Crucially, the buses would have their own lanes of traffic to move through. That would mean less space for cars -- which is kind of the point, said Shontel Lewis, an RTD board member from northeast Denver.
"If we really want to see a better city, a better world, one that really prioritizes climate change, really prioritizes the impacts on our city, then we have to change," she said. "This is the time for us to start making investments in our infrastructure differently than we have in the past."
RTD is looking at bus rapid transit lines on streets like Park Avenue/38th Avenue, Speer Boulevard/Leetsdale Drive/Parker Road, Broadway/Lincoln Street, Colorado Boulevard, Alameda Avenue, Havana Street/Hampden Avenue, and Federal Boulevard. Separately, RTD and the city and county of Denver are pursuing a line on East Colfax.
But while a handful of policy makers, like Lewis, and advocacy groups are pushing these bus rapid transit projects, there appears to be little urgency in the halls of power. The Colfax line is the furthest along, and that won't come until 2028 at the earliest.
Any big changes to these streets need sign-off and planning from lots of parties, including RTD, local governments, and the state Department of Transportation. An agreement signed by CDOT and the City and County of Denver last spring on the Colfax project shows they're trying to make the transformation to bus rapid transit as painless for drivers as possible.
"Denver recognizes that while transforming the densest portions of Colfax to prioritize transit, vehicular access must be maintained and adequately and safely accommodated," the agreement states.
And there's another roadblock to better buses: money.
RTD will be paying down its FasTracks debt for decades to come -- and is even planning to cut into its bus system to help cover its debts in the next five years. It can only afford to restore transit service to about 85 percent of its pre-pandemic levels, and that will only be possible if it can hire more mechanics and drivers.
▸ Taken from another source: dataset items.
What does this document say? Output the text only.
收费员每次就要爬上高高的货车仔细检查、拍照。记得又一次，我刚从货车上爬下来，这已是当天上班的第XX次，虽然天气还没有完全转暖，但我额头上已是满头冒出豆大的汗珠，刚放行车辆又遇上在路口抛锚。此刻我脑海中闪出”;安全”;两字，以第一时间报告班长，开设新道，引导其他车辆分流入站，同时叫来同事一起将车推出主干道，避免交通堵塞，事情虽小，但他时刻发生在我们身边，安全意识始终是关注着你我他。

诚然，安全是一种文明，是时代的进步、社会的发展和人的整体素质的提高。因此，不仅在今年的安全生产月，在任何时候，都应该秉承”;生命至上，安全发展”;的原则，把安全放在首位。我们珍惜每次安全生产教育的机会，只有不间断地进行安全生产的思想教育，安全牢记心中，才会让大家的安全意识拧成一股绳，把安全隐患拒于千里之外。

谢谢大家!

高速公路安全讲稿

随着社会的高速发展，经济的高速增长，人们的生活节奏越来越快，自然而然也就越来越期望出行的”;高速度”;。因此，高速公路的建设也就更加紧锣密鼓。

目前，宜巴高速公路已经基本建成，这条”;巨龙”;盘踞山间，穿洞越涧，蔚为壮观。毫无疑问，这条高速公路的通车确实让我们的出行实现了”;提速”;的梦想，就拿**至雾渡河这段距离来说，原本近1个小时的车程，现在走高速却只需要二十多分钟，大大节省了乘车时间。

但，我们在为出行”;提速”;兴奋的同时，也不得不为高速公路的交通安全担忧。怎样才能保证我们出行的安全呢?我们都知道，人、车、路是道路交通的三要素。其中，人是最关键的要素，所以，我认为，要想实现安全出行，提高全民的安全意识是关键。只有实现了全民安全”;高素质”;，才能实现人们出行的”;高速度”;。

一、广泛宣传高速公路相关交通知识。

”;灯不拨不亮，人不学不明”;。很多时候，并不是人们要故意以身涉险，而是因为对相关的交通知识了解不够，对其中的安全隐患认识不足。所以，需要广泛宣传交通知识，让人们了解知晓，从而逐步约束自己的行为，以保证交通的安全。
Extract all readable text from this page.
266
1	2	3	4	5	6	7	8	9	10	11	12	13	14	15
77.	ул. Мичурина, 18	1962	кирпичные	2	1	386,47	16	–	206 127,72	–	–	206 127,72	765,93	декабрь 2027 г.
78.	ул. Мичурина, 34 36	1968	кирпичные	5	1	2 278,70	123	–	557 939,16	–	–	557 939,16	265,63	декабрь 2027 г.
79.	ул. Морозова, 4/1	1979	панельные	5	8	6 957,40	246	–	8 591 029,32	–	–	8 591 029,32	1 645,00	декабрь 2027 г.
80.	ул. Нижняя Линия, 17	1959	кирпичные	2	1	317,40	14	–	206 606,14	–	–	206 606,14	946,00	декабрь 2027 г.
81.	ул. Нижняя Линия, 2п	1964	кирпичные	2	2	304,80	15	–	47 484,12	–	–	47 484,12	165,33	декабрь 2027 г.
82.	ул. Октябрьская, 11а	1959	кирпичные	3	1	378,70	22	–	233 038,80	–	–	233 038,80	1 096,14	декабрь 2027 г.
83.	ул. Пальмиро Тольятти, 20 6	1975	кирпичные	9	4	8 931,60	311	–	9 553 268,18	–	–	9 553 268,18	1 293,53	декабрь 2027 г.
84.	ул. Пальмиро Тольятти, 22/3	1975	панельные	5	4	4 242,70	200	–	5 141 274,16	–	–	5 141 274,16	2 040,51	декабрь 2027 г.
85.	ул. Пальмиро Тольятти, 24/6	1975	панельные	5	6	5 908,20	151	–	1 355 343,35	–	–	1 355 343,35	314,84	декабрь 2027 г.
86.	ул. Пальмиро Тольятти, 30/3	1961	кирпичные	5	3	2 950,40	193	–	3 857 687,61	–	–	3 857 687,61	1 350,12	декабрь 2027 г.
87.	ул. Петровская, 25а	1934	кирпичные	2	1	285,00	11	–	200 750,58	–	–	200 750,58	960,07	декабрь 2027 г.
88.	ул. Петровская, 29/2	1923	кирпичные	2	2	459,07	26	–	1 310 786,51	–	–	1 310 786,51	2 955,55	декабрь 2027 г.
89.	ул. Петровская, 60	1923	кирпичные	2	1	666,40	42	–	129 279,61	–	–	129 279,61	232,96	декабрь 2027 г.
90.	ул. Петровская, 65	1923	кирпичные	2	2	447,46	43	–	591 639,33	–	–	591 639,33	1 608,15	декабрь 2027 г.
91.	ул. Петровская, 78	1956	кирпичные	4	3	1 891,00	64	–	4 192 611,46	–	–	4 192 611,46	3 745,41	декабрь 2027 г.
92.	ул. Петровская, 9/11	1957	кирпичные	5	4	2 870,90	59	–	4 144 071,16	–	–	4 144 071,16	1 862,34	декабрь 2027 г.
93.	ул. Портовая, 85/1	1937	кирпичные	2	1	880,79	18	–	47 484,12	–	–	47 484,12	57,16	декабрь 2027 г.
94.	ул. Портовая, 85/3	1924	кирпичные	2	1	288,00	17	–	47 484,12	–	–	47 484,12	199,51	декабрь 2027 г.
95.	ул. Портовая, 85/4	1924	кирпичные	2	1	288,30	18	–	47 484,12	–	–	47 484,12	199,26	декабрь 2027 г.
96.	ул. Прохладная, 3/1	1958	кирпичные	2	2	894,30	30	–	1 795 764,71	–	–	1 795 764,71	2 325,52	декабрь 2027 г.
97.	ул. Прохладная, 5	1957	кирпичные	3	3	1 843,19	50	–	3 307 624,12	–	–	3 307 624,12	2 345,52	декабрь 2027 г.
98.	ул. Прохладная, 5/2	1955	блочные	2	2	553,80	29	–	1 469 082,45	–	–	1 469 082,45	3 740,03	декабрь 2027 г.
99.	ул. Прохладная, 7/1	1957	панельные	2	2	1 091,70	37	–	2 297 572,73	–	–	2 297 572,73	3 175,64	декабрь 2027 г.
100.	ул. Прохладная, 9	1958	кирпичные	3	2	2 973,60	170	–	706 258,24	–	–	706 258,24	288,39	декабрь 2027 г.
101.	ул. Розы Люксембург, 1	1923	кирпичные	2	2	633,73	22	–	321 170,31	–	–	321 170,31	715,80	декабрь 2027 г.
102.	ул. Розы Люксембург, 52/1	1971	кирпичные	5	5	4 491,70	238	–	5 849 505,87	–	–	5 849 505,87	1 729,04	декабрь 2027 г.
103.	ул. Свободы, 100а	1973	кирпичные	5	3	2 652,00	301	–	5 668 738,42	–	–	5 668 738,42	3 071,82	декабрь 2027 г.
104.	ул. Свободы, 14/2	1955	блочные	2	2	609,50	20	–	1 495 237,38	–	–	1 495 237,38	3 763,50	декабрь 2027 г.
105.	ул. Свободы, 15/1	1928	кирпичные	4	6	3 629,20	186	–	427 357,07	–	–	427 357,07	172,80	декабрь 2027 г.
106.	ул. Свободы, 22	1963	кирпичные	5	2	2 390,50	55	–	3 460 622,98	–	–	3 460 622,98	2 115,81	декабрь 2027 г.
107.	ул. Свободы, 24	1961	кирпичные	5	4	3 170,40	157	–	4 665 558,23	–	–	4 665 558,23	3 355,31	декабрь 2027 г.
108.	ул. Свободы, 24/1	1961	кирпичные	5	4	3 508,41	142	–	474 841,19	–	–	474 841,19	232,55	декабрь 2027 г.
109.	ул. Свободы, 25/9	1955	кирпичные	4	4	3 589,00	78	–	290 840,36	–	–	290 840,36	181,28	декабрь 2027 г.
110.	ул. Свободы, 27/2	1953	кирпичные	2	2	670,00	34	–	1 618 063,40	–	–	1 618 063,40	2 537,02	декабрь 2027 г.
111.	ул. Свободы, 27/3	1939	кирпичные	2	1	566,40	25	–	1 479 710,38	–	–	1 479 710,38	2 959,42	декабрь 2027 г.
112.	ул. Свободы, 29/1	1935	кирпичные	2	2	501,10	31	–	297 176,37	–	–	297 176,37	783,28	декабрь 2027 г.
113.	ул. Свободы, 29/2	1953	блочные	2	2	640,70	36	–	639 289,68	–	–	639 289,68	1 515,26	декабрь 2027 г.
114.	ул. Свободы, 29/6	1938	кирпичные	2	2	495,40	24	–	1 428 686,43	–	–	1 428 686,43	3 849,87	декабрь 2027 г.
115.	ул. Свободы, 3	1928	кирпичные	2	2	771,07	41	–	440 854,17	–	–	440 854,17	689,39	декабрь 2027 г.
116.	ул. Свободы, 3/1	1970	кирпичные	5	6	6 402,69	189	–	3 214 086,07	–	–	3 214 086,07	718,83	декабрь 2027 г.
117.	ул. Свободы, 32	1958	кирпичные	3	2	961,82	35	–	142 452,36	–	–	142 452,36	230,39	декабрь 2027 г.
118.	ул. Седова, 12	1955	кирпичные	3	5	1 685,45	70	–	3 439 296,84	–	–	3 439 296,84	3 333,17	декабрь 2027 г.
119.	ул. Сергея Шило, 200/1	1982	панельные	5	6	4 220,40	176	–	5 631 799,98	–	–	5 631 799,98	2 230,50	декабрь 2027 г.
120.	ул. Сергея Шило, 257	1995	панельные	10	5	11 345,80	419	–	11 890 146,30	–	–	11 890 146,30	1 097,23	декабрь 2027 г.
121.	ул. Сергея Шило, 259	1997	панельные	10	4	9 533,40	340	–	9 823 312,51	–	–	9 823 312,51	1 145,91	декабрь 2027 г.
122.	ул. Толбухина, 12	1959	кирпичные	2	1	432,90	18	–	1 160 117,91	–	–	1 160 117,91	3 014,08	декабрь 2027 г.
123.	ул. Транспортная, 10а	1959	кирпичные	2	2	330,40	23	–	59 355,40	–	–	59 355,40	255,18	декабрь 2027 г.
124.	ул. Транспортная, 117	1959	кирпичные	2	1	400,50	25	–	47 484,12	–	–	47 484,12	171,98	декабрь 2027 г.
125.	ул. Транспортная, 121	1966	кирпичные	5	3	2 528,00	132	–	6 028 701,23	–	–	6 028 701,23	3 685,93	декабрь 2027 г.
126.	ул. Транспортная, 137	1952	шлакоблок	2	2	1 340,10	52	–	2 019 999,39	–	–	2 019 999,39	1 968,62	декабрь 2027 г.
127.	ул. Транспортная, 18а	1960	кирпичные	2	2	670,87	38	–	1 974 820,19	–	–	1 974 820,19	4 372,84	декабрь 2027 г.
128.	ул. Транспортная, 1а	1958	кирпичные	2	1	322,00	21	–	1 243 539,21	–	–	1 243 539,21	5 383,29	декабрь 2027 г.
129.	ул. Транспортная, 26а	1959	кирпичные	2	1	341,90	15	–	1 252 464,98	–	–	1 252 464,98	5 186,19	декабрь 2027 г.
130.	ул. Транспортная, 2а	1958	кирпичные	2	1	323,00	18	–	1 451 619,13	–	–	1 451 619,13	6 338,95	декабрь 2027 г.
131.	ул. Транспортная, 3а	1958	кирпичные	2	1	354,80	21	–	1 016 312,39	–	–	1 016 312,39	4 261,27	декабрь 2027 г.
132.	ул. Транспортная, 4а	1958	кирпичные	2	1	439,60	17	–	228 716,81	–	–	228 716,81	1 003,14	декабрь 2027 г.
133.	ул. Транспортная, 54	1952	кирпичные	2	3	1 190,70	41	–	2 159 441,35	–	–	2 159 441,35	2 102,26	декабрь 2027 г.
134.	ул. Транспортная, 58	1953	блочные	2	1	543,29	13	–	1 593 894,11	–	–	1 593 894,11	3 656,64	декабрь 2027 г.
More immediately, RTD is considering a significant overhaul of its bus network that would cut little-used lines in the suburbs in favor of more service where more people have still been riding through the pandemic. Many of those places are in the city.
"The FasTracks program has been about what was promised and what people want," Lewis said. "But this is about what people actually need. We're prioritizing those that are marginalized, those that are vulnerable. We're prioritizing equity -- and not in words, but in action."